Por VIVIVANE PISTACHE
Especial para o Blog do Arcanjo

A primavera aporta em Belo Horizonte na companhia do cinema. Às cinco horas da tarde de 23 de setembro, a fila dobrando quarteirão na Praça Sete, encarnando uma audiência ansiosa para ver a primeira exibição do Agente Secreto de Kleber Mendonça Filho em terras mineiras. A exibição começou por volta das 21:30, após a cerimônia de abertura da 19a. edição do CineBH, o terceiro festival do calendário da Universo Produção no estado, depois de Tiradentes e Ouro Preto. 

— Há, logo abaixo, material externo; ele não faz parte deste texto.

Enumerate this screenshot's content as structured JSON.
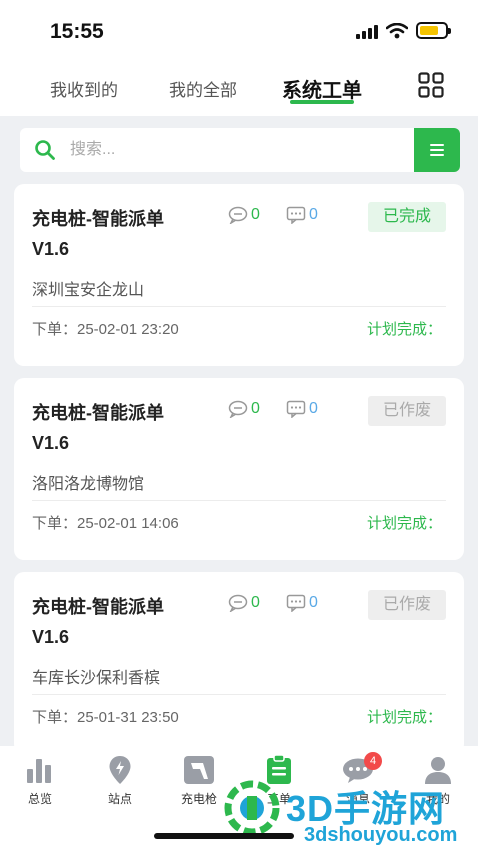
{
  "status_bar": {
    "time": "15:55",
    "battery_level": 0.75
  },
  "tabs": [
    {
      "label": "我收到的",
      "active": false
    },
    {
      "label": "我的全部",
      "active": false
    },
    {
      "label": "系统工单",
      "active": true
    }
  ],
  "search": {
    "placeholder": "搜索..."
  },
  "colors": {
    "accent": "#2db84d",
    "reply": "#5aa9e6",
    "badge": "#f24a4a",
    "watermark": "#1fa4d8"
  },
  "orders": [
    {
      "title": "充电桩-智能派单V1.6",
      "comment_count": "0",
      "reply_count": "0",
      "status": "已完成",
      "location": "深圳宝安企龙山",
      "order_time": "下单：25-02-01 23:20",
      "plan_label": "计划完成："
    },
    {
      "title": "充电桩-智能派单V1.6",
      "comment_count": "0",
      "reply_count": "0",
      "status": "已作废",
      "location": "洛阳洛龙博物馆",
      "order_time": "下单：25-02-01 14:06",
      "plan_label": "计划完成："
    },
    {
      "title": "充电桩-智能派单V1.6",
      "comment_count": "0",
      "reply_count": "0",
      "status": "已作废",
      "location": "车库长沙保利香槟",
      "order_time": "下单：25-01-31 23:50",
      "plan_label": "计划完成："
    }
  ],
  "bottom_nav": [
    {
      "label": "总览",
      "icon": "bar-chart-icon"
    },
    {
      "label": "站点",
      "icon": "location-pin-icon"
    },
    {
      "label": "充电枪",
      "icon": "charging-gun-icon"
    },
    {
      "label": "工单",
      "icon": "clipboard-icon",
      "active": true
    },
    {
      "label": "消息",
      "icon": "chat-bubble-icon",
      "badge": "4"
    },
    {
      "label": "我的",
      "icon": "user-icon"
    }
  ],
  "watermark": {
    "title": "3D手游网",
    "url": "3dshouyou.com"
  }
}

O palco do Cine Theatro Brasil então se abre para a performance do Agbara Groove um quarteto de percussão que tem tanto a força Ilú Obá De Min, das mulheres que tocam tambor, como o axé de Ilu Inã, que traz a alma do fogo para a apresentação incendiária do Favelinha Dance, com a batida do funk que num passado recente era um ritmo interditado em festas de abertura de festivais de cinema de grande prestígio e tradição. Ao coro de talentos se soma a multiartista Josy.Anne com uma releitura contemporânea da congada mineira. Nessa encruzilhada da ocupação com o espetáculo, a apresentação da noite esteve sob a regência de David Maurity que tem carimbado seu nome na cena política e cultural de BH desde a Gaymada, povoando a Praça da Estação com muita viadagem.  Em sua companhia esteve Lira Ribas, atriz, cantora, rainha da Corte Devassa  e filha de Marku Ribas, patrimônio da música preta mineira. A noite ainda reluziu negritude com o ator Carlos Francisco, o grande homenageado desta edição.

Quem frequenta os festivais da Universo Produção certamente conhece a capacidade de articulação e diálogo da dupla Raquel Hallak e Quintino com instituições e o poder público. Assim, dentre as autoridades presentes na abertura certamente estavam figuras parlamentares da militância da cultura como Cida Falabella e Bela Gonçalves, ou representantes da Petrobrás, patrocinadora master do festival ou ainda o aliado Tribunal de Contas do Estado ou do poder executivo do município. 

De alguma maneira, a cerimônia de abertura foi um preâmbulo cuja contemporaneidade contextualiza bem uma obra que revisita um Brasil de 1977 oferecendo uma tradução possível de tempo despudoradamente autoritário, corrupto e racista, mas sem se esquivar da comicidade das caricaturas dos tipos populares, dos folclores e lendas urbanas. Resulta assim numa obra que amalgama bem fatos e apagamentos históricos com realismo fantástico numa imponente e deliberada crônica do absurdo atualizada perenemente. 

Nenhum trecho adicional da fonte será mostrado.